1) you need to be using the mark in commerce in connection with goods/services for TM rights to arise. Your reference to "proprietary content" is confusing to me, it has nothing to do with TM rights. 2) Intent to use is for when you are not using the mark in commerce but plan to do so within 6 months. 3) Once you are using the mark in commerce you could claim "common law" TM rights, and place the "TM" symbol next to the name. Registering the mark will give you greater/broader rights
Hello. Thanks for your initial response. I have owned the domain and it has had a 'splash page.' However, one could imagine someone arguing that did not constitute use in commerce of actually offering the services (so different class of use argument). I have used the business name, but so far no out-of-state client, and so no hard proof to date. Finally, the 'proprietary content' comment was meant to indicate advertising the claimed services via a webpage advertising cross-state services. Since that might take weeks or months, it sounds like filing a provisional would give maximum protection. Or I could file on the same day I launch the branded site.

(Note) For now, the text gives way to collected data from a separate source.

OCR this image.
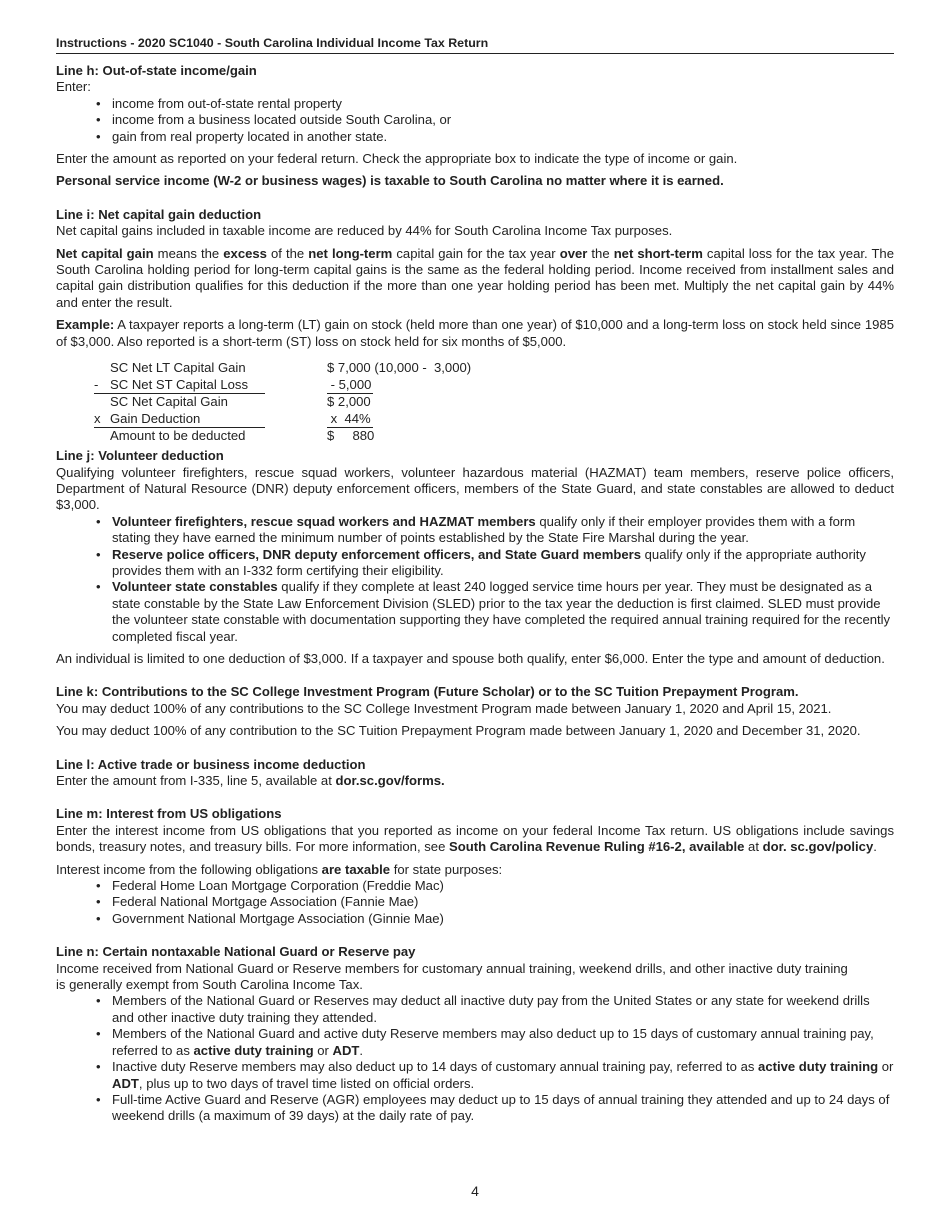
Instructions - 2020 SC1040 - South Carolina Individual Income Tax Return

Line h: Out-of-state income/gain

Enter:

• income from out-of-state rental property
• income from a business located outside South Carolina, or
• gain from real property located in another state.

Enter the amount as reported on your federal return. Check the appropriate box to indicate the type of income or gain.

Personal service income (W-2 or business wages) is taxable to South Carolina no matter where it is earned.

Line i: Net capital gain deduction

Net capital gains included in taxable income are reduced by 44% for South Carolina Income Tax purposes.

Net capital gain means the excess of the net long-term capital gain for the tax year over the net short-term capital loss for the tax year. The South Carolina holding period for long-term capital gains is the same as the federal holding period. Income received from installment sales and capital gain distribution qualifies for this deduction if the more than one year holding period has been met. Multiply the net capital gain by 44% and enter the result.

Example: A taxpayer reports a long-term (LT) gain on stock (held more than one year) of $10,000 and a long-term loss on stock held since 1985 of $3,000. Also reported is a short-term (ST) loss on stock held for six months of $5,000.

SC Net LT Capital Gain	$ 7,000 (10,000 -  3,000)
- SC Net ST Capital Loss	- 5,000
SC Net Capital Gain	$ 2,000
x Gain Deduction	x  44%
Amount to be deducted	$     880

Line j: Volunteer deduction

Qualifying volunteer firefighters, rescue squad workers, volunteer hazardous material (HAZMAT) team members, reserve police officers, Department of Natural Resource (DNR) deputy enforcement officers, members of the State Guard, and state constables are allowed to deduct $3,000.

• Volunteer firefighters, rescue squad workers and HAZMAT members qualify only if their employer provides them with a form stating they have earned the minimum number of points established by the State Fire Marshal during the year.
• Reserve police officers, DNR deputy enforcement officers, and State Guard members qualify only if the appropriate authority provides them with an I-332 form certifying their eligibility.
• Volunteer state constables qualify if they complete at least 240 logged service time hours per year. They must be designated as a state constable by the State Law Enforcement Division (SLED) prior to the tax year the deduction is first claimed. SLED must provide the volunteer state constable with documentation supporting they have completed the required annual training required for the recently completed fiscal year.

An individual is limited to one deduction of $3,000. If a taxpayer and spouse both qualify, enter $6,000. Enter the type and amount of deduction.

Line k: Contributions to the SC College Investment Program (Future Scholar) or to the SC Tuition Prepayment Program.

You may deduct 100% of any contributions to the SC College Investment Program made between January 1, 2020 and April 15, 2021.

You may deduct 100% of any contribution to the SC Tuition Prepayment Program made between January 1, 2020 and December 31, 2020.

Line l: Active trade or business income deduction

Enter the amount from I-335, line 5, available at dor.sc.gov/forms.

Line m: Interest from US obligations

Enter the interest income from US obligations that you reported as income on your federal Income Tax return. US obligations include savings bonds, treasury notes, and treasury bills. For more information, see South Carolina Revenue Ruling #16-2, available at dor. sc.gov/policy.

Interest income from the following obligations are taxable for state purposes:

• Federal Home Loan Mortgage Corporation (Freddie Mac)
• Federal National Mortgage Association (Fannie Mae)
• Government National Mortgage Association (Ginnie Mae)

Line n: Certain nontaxable National Guard or Reserve pay

Income received from National Guard or Reserve members for customary annual training, weekend drills, and other inactive duty training is generally exempt from South Carolina Income Tax.

• Members of the National Guard or Reserves may deduct all inactive duty pay from the United States or any state for weekend drills and other inactive duty training they attended.
• Members of the National Guard and active duty Reserve members may also deduct up to 15 days of customary annual training pay, referred to as active duty training or ADT.
• Inactive duty Reserve members may also deduct up to 14 days of customary annual training pay, referred to as active duty training or ADT, plus up to two days of travel time listed on official orders.
• Full-time Active Guard and Reserve (AGR) employees may deduct up to 15 days of annual training they attended and up to 24 days of weekend drills (a maximum of 39 days) at the daily rate of pay.
4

i see. at the time of filing the TM, you need to submit evidence of use in commerce, so if you don't have that you should go for an intent-to-use application if you will have the evidence within 6 months
as you suspected, a splash page may not be sufficient, what you really want is interstate sales/business
ok, cool. i want to claim in several specific lines (e.g., software for related service as well as service itself) and the former may not be ready at launch, but will be within six months, so i think the intent-to-use is the way to go. Once the intent-to-use is filed, other parties can be "warned off"? Anything specific? what about the UK aspect: do I need to file in UK, if the website offers services to UK-based clients?